Yup... this is one of the best features of ONTAP. Imagine a backup set with a couple dozen filesystems and about 7 million inodes. An reporting script just went awry and zeroed out about 8000 random RCS archive files before someone caught it. These files are scattered all around the filesystem. The last full backup was from 5 days ago, and the daily differential was taken 15 hours ago. Imagine how much work it would be to pull those files off the tapes, figure out which *,v files need to be copied back to disk and what your developers will be doing in the meantime. Then realize the best you can do are 15-hour-old versions.
If you have snapshots, you tell everyone to hold off on using RCS for the next little while, spend 5 or 10 minutes on a script that will search out the truncated files, find the most recent copy in snapshots and pull it back to the active filesystem. That script runs for about 30 minutes scouring the filesystem and exhumes RCS files that are at most an hour or two old. Your users are unproductive for about 45 minutes instead of having to come back the next day, and you've saved yourself hours of work and aggravation.
This actually happened where I worked (except with thousands of small accounting-related files instead of RCS, but with effectively the same results). It may only happen once or twice in a lifetime, but you'll be glad you have the tools to deal with it when it does.
Any good rule of thumb sizing advice for the amount of space to reserve for snapshots?
Similarly for automated snapshot schemes, does anyone do multiple snapshots intra-day and maybe keep one for a longer period, e.g. keep a midnight snapshot for x days.

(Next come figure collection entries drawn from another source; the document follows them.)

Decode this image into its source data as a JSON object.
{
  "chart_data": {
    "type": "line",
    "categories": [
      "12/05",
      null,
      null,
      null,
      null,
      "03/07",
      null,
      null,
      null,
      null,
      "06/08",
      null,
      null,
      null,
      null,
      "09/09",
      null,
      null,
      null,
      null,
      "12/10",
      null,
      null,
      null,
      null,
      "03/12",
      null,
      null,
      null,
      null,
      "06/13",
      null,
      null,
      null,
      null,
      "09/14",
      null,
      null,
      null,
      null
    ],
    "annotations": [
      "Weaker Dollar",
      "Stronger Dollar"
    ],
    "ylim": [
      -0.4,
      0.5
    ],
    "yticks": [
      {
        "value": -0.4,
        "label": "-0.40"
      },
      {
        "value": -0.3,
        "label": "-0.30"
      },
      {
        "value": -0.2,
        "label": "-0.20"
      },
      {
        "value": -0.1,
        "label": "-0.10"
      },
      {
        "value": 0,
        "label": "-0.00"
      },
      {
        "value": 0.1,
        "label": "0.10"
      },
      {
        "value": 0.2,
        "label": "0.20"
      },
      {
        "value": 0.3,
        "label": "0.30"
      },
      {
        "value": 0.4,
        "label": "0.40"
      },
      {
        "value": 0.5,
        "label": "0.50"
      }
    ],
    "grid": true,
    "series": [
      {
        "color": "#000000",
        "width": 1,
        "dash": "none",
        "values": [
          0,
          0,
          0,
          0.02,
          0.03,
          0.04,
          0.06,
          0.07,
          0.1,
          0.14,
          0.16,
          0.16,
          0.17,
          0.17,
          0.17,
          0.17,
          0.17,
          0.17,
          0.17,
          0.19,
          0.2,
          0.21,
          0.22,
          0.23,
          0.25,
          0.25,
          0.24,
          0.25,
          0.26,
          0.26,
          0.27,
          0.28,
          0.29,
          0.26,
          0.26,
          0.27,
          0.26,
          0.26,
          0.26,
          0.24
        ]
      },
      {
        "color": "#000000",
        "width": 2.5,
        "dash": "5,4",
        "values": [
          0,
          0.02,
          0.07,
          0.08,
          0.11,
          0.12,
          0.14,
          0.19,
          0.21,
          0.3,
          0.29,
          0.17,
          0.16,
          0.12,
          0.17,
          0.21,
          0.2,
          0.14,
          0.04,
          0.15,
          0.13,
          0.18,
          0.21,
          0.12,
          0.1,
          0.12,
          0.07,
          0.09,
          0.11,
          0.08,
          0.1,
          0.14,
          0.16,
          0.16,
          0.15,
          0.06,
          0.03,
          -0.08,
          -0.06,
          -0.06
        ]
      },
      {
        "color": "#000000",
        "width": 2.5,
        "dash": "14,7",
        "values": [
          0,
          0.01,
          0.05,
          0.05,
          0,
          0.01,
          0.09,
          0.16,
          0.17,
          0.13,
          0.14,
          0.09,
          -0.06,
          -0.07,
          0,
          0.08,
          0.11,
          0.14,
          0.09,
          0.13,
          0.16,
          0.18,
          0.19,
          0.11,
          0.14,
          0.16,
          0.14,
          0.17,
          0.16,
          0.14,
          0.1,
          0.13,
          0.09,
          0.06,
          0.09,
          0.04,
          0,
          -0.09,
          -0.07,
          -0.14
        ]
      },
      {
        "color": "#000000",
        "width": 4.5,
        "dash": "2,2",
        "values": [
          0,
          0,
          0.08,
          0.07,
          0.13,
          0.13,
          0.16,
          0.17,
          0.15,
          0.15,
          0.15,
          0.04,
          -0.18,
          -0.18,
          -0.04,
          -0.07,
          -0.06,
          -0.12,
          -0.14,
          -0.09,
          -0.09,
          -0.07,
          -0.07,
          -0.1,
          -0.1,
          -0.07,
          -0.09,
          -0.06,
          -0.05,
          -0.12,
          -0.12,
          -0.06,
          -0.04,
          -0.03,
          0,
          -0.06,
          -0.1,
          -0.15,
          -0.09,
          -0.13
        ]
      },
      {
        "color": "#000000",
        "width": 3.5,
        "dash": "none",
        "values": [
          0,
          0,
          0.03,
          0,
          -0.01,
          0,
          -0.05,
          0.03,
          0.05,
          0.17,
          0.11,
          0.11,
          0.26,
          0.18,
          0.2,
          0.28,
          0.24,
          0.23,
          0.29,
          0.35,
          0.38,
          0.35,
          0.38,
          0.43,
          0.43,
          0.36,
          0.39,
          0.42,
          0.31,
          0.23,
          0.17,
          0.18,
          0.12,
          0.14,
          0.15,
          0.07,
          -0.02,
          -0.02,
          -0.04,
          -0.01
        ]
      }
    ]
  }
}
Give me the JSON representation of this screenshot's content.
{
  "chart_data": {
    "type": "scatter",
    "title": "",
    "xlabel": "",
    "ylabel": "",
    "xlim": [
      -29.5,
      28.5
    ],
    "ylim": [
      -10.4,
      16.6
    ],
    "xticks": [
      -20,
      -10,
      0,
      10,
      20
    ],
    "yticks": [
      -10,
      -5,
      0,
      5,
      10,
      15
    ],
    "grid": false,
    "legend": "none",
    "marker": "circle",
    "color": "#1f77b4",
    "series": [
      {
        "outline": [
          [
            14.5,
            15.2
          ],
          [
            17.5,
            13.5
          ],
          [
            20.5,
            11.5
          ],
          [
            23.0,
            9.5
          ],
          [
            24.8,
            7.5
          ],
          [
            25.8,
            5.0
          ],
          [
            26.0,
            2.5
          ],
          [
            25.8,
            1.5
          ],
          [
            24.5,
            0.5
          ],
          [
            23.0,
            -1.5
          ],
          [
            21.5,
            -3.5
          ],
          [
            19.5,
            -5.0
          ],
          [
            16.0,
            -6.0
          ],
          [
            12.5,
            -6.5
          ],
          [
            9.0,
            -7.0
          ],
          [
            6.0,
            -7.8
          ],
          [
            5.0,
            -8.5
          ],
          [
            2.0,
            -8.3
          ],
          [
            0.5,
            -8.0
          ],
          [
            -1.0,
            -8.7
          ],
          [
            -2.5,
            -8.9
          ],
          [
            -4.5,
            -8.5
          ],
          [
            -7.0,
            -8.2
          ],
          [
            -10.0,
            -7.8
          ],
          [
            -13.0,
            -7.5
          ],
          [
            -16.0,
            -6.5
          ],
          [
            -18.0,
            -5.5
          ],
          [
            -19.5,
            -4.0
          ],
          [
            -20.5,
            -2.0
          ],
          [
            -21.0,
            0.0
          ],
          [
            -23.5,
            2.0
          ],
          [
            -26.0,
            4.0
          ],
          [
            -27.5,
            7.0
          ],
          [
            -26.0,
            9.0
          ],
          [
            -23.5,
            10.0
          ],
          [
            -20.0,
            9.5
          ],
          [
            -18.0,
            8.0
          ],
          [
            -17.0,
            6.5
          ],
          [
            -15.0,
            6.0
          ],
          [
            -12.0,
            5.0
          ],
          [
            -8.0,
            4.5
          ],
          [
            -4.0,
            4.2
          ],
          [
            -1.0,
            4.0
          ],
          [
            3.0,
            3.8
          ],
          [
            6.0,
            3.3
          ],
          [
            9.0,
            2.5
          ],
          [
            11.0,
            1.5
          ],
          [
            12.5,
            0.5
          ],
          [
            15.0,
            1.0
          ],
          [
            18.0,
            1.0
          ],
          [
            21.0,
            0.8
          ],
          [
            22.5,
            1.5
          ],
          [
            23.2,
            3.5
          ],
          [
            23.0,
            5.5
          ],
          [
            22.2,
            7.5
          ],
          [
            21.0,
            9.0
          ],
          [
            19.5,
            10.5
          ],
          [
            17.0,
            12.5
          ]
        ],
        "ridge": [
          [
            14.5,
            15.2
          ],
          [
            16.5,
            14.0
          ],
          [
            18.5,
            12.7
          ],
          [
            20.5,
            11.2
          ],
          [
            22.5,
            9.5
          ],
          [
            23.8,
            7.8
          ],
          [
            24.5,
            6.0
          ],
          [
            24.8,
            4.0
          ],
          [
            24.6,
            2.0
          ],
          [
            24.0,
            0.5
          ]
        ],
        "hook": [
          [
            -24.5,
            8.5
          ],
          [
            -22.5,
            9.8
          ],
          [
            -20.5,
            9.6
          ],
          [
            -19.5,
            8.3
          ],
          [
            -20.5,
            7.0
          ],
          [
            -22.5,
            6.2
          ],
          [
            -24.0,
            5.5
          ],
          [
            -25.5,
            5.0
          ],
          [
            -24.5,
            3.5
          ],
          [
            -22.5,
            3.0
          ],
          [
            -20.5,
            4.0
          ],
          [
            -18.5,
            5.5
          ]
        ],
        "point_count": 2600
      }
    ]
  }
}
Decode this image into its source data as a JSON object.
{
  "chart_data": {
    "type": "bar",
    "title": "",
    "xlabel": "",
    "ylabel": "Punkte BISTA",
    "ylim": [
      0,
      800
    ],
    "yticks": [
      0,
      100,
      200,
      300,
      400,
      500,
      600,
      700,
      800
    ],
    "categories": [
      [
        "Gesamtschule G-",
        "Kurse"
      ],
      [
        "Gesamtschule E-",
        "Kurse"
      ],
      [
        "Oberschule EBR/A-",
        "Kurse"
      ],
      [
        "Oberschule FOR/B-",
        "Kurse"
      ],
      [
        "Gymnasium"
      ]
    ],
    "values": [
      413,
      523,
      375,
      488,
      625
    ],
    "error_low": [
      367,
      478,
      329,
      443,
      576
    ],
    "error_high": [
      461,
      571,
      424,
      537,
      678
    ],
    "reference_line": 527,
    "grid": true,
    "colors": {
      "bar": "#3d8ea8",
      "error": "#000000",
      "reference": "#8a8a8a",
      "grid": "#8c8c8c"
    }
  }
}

Hard to say. Your snapshot reserve will depend on your schedule, and your schedule will depend on your user's habits. On our filers that hold business customer data (web pages, mail, etc.) we snapshot every other hour between 8 am and 6 pm, keeping the four most recent. Five nightly snapshots are kept (taken at midnight), and we don't bother with any weeklies (too much file turnover). On those filers, the 10% snap reserve is kept pretty full.
One caveat: the disk space set aside by "snap reserve" does *not* limit the size of your snapshots! This is probably something that should be made more clear in the man page. It only prevents the active filesystem from chewing into snapshot space, not the other way around. IOW, don't crank up the schedule to keep the last 14 days of snapshots, and assume the filer will expire old ones as it runs out of snap reserve.
Is anyone prepare to comment privately or otherwise on any recent comparisons they've done with Celera and Auspex? I understand the cost thing with EMC but loads of people seem to buy them still. This is not intended as flame bait for all the NetApp advocates.
If you ignore the price tag (hardware and post-sales support contracts), the EMC looks great on paper. I have a couple of inherited Symmetrix frames now, and from what my guys tell me, that thing is just a pain in the butt to manage. You have drives that have "hypervolumes" overlaid, arranged into 3-disk "RAID-S" sets, and then the host system is running Veritas to manage the logical volumes, etc., etc. I don't know a whole lot about the Symmetrix product yet, but it seems very messy and difficult to understand. EMC's professional services group was contracted to configure the frame, so I assume this is as good as it gets with them (perhaps an incorrect assumption). I imagine the Celerra will have many of the same underlying issues, except now you have to deal with EMC's NFS implementation as well.
Any advice on what we should really include in our eval to really test the box out?
Try the extreme cases like very large directories (10k's or 100k's of files), very deep directory hierarchies, large files (2GB+) and intense file locking activity (something that always sucks over NFS). We have one (poorly-written, IMHO) application that blew chunks on NFS because of extremely intensive locking activity.